In their second year under head coach Louis J. Tullio, the Golden Knights compiled a 6–2 record and outscored opponents by a total of 222 to 119.

===Schedule===

| Date | Opponent | Site | Result | Attendance | Source |
|---|---|---|---|---|---|
| September 21 | Findlay | Erie stadium; Erie, PA; | W 34–2 |  |  |
| September 28 | Alma | Erie stadium; Erie, PA; | W 20–2 | 3,000 |  |
| October 6 | Wilmington (OH) | Erie stadium; Erie, PA; | W 34–20 |  |  |
| October 14 | at Scranton | Dunmore High School stadium; Dumore, PA; | L 7–34 | 6,000 |  |
| October 20 | Ashland | Erie stadium; Erie, PA; | W 56–12 |  |  |
| October 27 | Hillsdale | Erie stadium; Erie, PA; | W 27–14 |  |  |
| November 10 | Morris Harvey | Erie stadium; Erie, PA; | L 13–35 | 3,000 |  |
| November 17 | Adrian | Erie stadium; Erie, PA; | W 31–0 |  |  |
|  | Kings College |  | Cancelled due to weather |  |  |

==Termination of program==
On April 6, 1951, the Gannon board of control voted to discontinue the football program. The college's president, Joseph J. Werle, said at the time: "In our considered judgment, the financial resources of the college can be more wisely expended in enlarging student participation in a broad intramural athletic program. They can also be used to encourage activities more closely allied to our educational objectives." The press blamed the program's demise on "apathy of the fans at the turnstiles". An editorial in The Lake Shore Visitor-Register also attributed the decision to decreased enrollment due to students being inducted in the military due to the Korean War and noted: "Instead of waving banners in the stadium next fall football fans should wear mourning bands. Football is dead at Gannon."

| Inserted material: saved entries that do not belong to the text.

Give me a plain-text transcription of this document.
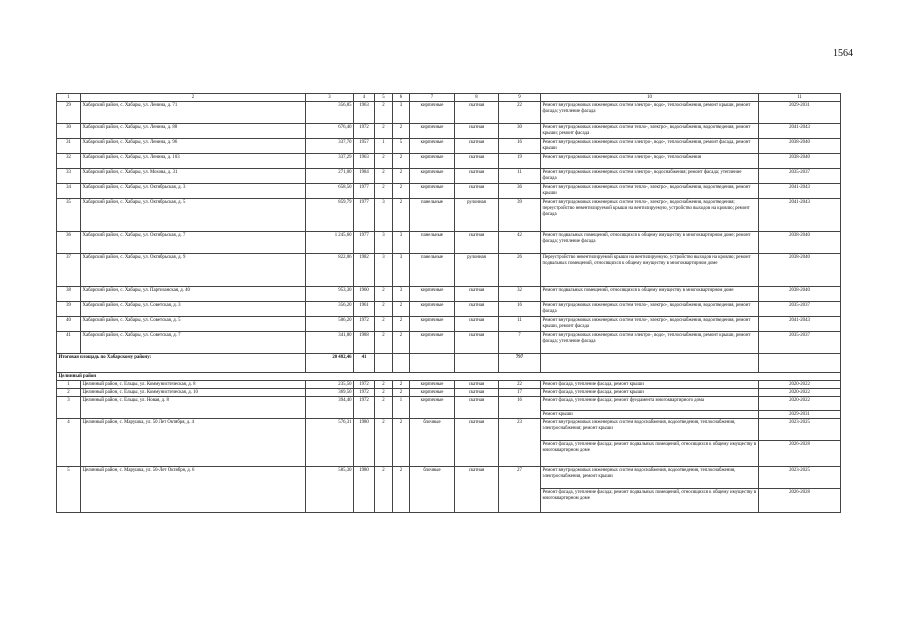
1564
1	2	3	4	5	6	7	8	9	10	11
29	Хабарский район, с. Хабары, ул. Ленина, д. 71	356,85	1963	2	3	кирпичные	скатная	22	Ремонт внутридомовых инженерных систем электро-, водо-, теплоснабжения, ремонт крыши, ремонт фасада; утепление фасада	2029-2031
30	Хабарский район, с. Хабары, ул. Ленина, д. 88	676,40	1972	2	2	кирпичные	скатная	30	Ремонт внутридомовых инженерных систем тепло-, электро-, водоснабжения, водоотведения, ремонт крыши; ремонт фасада	2041-2043
31	Хабарский район, с. Хабары, ул. Ленина, д. 96	337,70	1957	1	5	кирпичные	скатная	16	Ремонт внутридомовых инженерных систем электро-, водо-, теплоснабжения, ремонт фасада, ремонт крыши	2038-2040
32	Хабарский район, с. Хабары, ул. Ленина, д. 103	337,29	1963	2	2	кирпичные	скатная	19	Ремонт внутридомовых инженерных систем электро-, водо-, теплоснабжения	2038-2040
33	Хабарский район, с. Хабары, ул. Мохова, д. 31	271,00	1984	2	2	кирпичные	скатная	11	Ремонт внутридомовых инженерных систем электро-, водоснабжения; ремонт фасада; утепление фасада	2035-2037
34	Хабарский район, с. Хабары, ул. Октябрьская, д. 3	658,50	1977	2	2	кирпичные	скатная	36	Ремонт внутридомовых инженерных систем тепло-, электро-, водоснабжения, водоотведения, ремонт крыши	2041-2043
35	Хабарский район, с. Хабары, ул. Октябрьская, д. 5	859,79	1977	3	2	панельные	рулонная	39	Ремонт внутридомовых инженерных систем тепло-, электро-, водоснабжения, водоотведения; переустройство невентилируемой крыши на вентилируемую, устройство выходов на кровлю; ремонт фасада	2041-2043
36	Хабарский район, с. Хабары, ул. Октябрьская, д. 7	1 245,60	1977	3	3	панельные	скатная	42	Ремонт подвальных помещений, относящихся к общему имуществу в многоквартирном доме; ремонт фасада; утепление фасада	2038-2040
37	Хабарский район, с. Хабары, ул. Октябрьская, д. 9	822,06	1982	3	3	панельные	рулонная	26	Переустройство невентилируемой крыши на вентилируемую, устройство выходов на кровлю; ремонт подвальных помещений, относящихся к общему имуществу в многоквартирном доме	2038-2040
38	Хабарский район, с. Хабары, ул. Партизанская, д. 40	953,30	1960	2	3	кирпичные	скатная	32	Ремонт подвальных помещений, относящихся к общему имуществу в многоквартирном доме	2038-2040
39	Хабарский район, с. Хабары, ул. Советская, д. 3	356,20	1961	2	2	кирпичные	скатная	16	Ремонт внутридомовых инженерных систем тепло-, электро-, водоснабжения, водоотведения, ремонт фасада	2035-2037
40	Хабарский район, с. Хабары, ул. Советская, д. 5	506,20	1972	2	2	кирпичные	скатная	11	Ремонт внутридомовых инженерных систем тепло-, электро-, водоснабжения, водоотведения, ремонт крыши, ремонт фасада	2041-2043
41	Хабарский район, с. Хабары, ул. Советская, д. 7	341,80	1988	2	2	кирпичные	скатная	7	Ремонт внутридомовых инженерных систем электро-, водо-, теплоснабжения, ремонт крыши, ремонт фасада; утепление фасада	2035-2037
Итоговая площадь по Хабарскому району:		20 482,46	41					797		
Целинный район										
1	Целинный район, с. Ельцы, ул. Коммунистическая, д. 8	235,50	1972	2	2	кирпичные	скатная	22	Ремонт фасада, утепление фасада, ремонт крыши	2020-2022
2	Целинный район, с. Ельцы, ул. Коммунистическая, д. 10	369,50	1972	2	2	кирпичные	скатная	17	Ремонт фасада, утепление фасада, ремонт крыши	2020-2022
3	Целинный район, с. Ельцы, ул. Новая, д. 8	394,40	1972	2	1	кирпичные	скатная	16	Ремонт фасада, утепление фасада; ремонт фундамента многоквартирного дома	2020-2022
									Ремонт крыши	2029-2031
4	Целинный район, с. Марушка, ул. 50 Лет Октября, д. 4	576,31	1980	2	2	блочные	скатная	23	Ремонт внутридомовых инженерных систем водоснабжения, водоотведения, теплоснабжения, электроснабжения; ремонт крыши	2023-2025
									Ремонт фасада, утепление фасада; ремонт подвальных помещений, относящихся к общему имуществу в многоквартирном доме	2026-2028
5	Целинный район, с. Марушка, ул. 50-Лет Октября, д. 6	585,30	1980	2	2	блочные	скатная	27	Ремонт внутридомовых инженерных систем водоснабжения, водоотведения, теплоснабжения, электроснабжения, ремонт крыши	2023-2025
									Ремонт фасада, утепление фасада; ремонт подвальных помещений, относящихся к общему имуществу в многоквартирном доме	2026-2028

Gannon's decision was part of a trend among Catholic colleges in 1950 and 1951 to drop intercollegiate football. Other Catholic colleges making the same decision included Georgetown (discontinued in 1951), Canisius (discontinued in 1950), Duquesne (discontinued in 1951), Niagara (discontinued in 1951), Steubenville, and Saint Mary's (discontinued in 1951). The San Francisco Dons and Loyola Lions also discontinued their football program after the 1951 season, as did the Santa Clara Broncos after the 1952 season.

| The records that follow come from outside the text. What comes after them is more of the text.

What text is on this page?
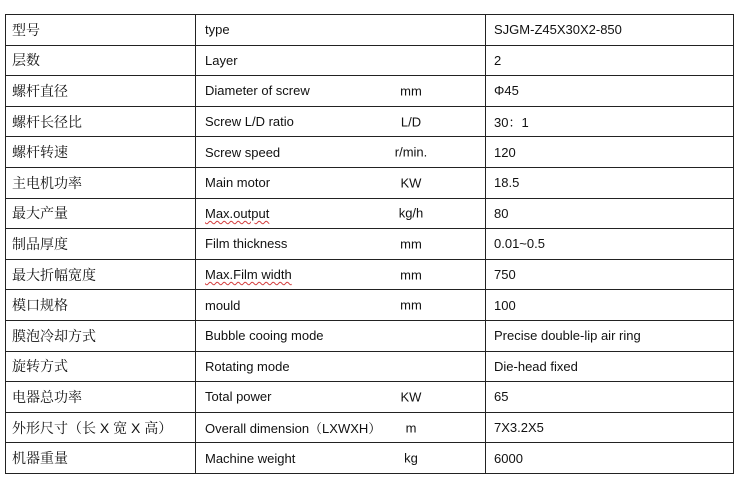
型号	type	SJGM-Z45X30X2-850
层数	Layer	2
螺杆直径	Diameter of screw mm	Φ45
螺杆长径比	Screw L/D ratio L/D	30：1
螺杆转速	Screw speed r/min.	120
主电机功率	Main motor KW	18.5
最大产量	Max.output kg/h	80
制品厚度	Film thickness mm	0.01~0.5
最大折幅宽度	Max.Film width mm	750
模口规格	mould mm	100
膜泡冷却方式	Bubble cooing mode	Precise double-lip air ring
旋转方式	Rotating mode	Die-head fixed
电器总功率	Total power KW	65
外形尺寸（长 X 宽 X 高）	Overall dimension（LXWXH） m	7X3.2X5
机器重量	Machine weight kg	6000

For the 1951 season, nine of Gannon's football players transferred to Western Reserve University and joined the football team there. Despite terminating the football program, Gannon retained coach Tullio as athletic director and auditorium manager. He also served as the school's golf and basketball coach. Tullio later served six terms as Mayor of Erie from 1966 to 1989.

After the 1950 season, Gannon did not field a college football team for the next 38 years, until 1989.